The White House has said for months it was considering the merits of selling oil from the Strategic Petroleum Reserve, or SPR, as a tool for dealing with oil prices spooked higher by Middle East tensions and Western restrictions on Iranian oil sales.
Republican Senate Leader Mitch McConnell and six other senators told Obama in a letter that despite tensions, "we have not yet seen the discrete event that directly affects our oil supply and justifies tapping our reserves.
"The SPR is America's rainy-day fund," the senators said.
"We ask you to preserve it for a truly rainy day with an unanticipated energy or severe supply disruption occurs," said the letter, also signed by Jon Kyl, John Thune, John Cornyn, Roy Blunt, James Inhofe and John Barrasso.
Cornyn said a release would be a "political raid" of the SPR ahead of the Nov. 6 presidential election.
Current reserves are about 695 million barrels stored in salt caverns designed to hold a total of 727 million barrels.

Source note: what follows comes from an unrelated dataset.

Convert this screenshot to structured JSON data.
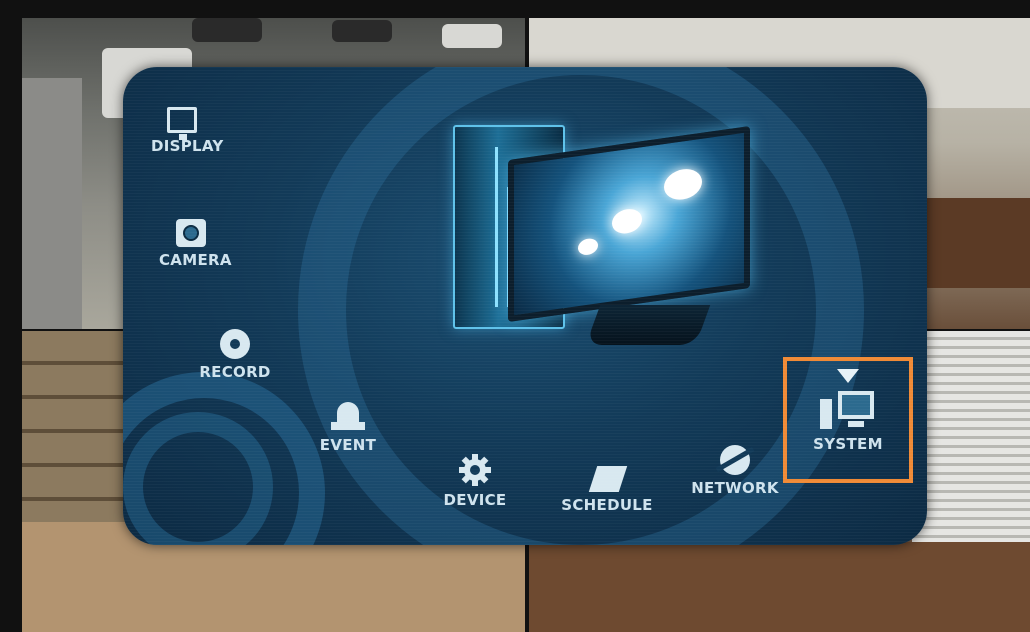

The government loaned 1 million barrels last month to refiner Marathon Petroleum due to shortages caused by Hurricane Isaac.
The senators also asked the White House to provide a "detailed plan" explaining how the administration will refill the SPR after selling 30 million barrels last year, when a civil war in Libya cut the country's oil exports.
That move lowered prices only for a few weeks. "Even if your administration flooded the market with the entire remaining SPR stock, it would cause barely a ripple in the price of oil and gasoline," the senators said.